When You Walk into the Valley
John Metta

Simply excellent John Metta, thank you. Your writings invariably trigger cascades of better comprehendings for me.

I make a distinction between “teach me the steps” (that’s on me, not someone else) and my being given feedback that my thinking/doing/talking is creating discomfort for someone else (not the obvious stuff that I damn well ought to find out on my own, but the more subtle and insidious stuff that eludes me, often because of the obliviousness that often accompanies privilege…note: I’m an old white man and have spent a long time being stupefied by my culture and my own failures to challenge it.).

Does that make sense? At some point, in any relationship, those involved have to communicate their likes/dislikes/needs/wants, etc. to others so that adjustments can be made and/or discussions ensue.

It’s not possible to engage with other folks without such sharing (at least I don’t think so anyway, but, I might be doing it all wrong, ya know?).

Hell yeah I damn well ought to know hitting someone on the head is painful and they should not be expected to teach me to not do that…but…at some point (beyond what’s easily discernible/known for anyone who takes the time to work at discovering it) there has to be some give and take about what feels good and what doesn’t.

It’s my job to figure out how to “do the steps” to do more feel good stuff and less feel bad stuff but sometimes I need a signal about what feels warm and fuzzy to someone else and what doesn’t. Not the big stuff, but the more subtle and tricky stuff.

Hmmm, I think I’m figuring out something as I write this. Maybe the give and take mostly has to do with actual real personal relating (friends, lovers, colleagues, etc) and the stuff we need to find out on our own is what anyone half-way conscious ought to know about respectfully relating with another human being including knowledge about the history and context of the particular social identity they were stuck into.

Hmmm… Maybe that stuff that anyone ought to know is the very stuff that the system of privilege (regardless of which system of oppression that supports it) works to hide from us and that’s the stuff that it’s our job to dig out own our own. Does that make sense?

The doings/thinkings associated with privilege (and apologies for a word that is perhaps too often used but less often understood) is often difficult to detect for those who carry it (white privilege is often dang hard for white people to “see” and male privilege is often dang hard for males to “see”…that’s a feature of “privilege”, not a design flaw…I think).

It’s incumbent on anyone/everyone who carries privilege to work hard at becoming more aware of it…but…I’m going to screw up and be oblivious sometimes…like everyone else…that’s when some feedback is appreciated…and maybe even necessary. But that ought to be in the realm of “fine tuning”, not figuring out how to take baby steps.

Sheldon Kopp touched on some of this stuff in his Eschatological Laundry List, I think.

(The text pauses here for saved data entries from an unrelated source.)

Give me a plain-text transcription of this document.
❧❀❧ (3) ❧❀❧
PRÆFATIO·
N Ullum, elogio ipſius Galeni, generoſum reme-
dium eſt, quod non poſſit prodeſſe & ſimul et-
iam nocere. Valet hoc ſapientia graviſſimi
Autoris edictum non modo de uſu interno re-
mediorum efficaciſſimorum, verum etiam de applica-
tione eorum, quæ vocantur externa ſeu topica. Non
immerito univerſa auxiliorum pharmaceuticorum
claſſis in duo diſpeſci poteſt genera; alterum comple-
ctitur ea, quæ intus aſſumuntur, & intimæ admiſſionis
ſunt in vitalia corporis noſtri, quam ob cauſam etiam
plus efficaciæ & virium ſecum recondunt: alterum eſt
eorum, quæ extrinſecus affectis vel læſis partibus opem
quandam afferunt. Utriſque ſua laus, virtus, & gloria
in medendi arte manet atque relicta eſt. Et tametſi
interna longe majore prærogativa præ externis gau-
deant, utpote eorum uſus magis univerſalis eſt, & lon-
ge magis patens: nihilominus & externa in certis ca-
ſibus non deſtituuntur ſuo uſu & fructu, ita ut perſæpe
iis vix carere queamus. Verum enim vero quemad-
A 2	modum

Hand holding…no…absolutely not…grown-ups gotta do their own work and you’re spot on about the absurd silliness of anyone expecting someone else to do their work for them (that’s privilege, actually). That doesn’t mean that I’ll get it just right all the time and someone willing to let me know I’m screwing up can be deeply appreciated and useful.

Writing out this comment helped clarify some of this for me so…thanks much for your writing/thinking…I invariably learn when I read your work and struggle with grasping it. At least I hope I’m learning. (my apologies if this is totally off…it means I’m in deeper doo doo than I have any conception of).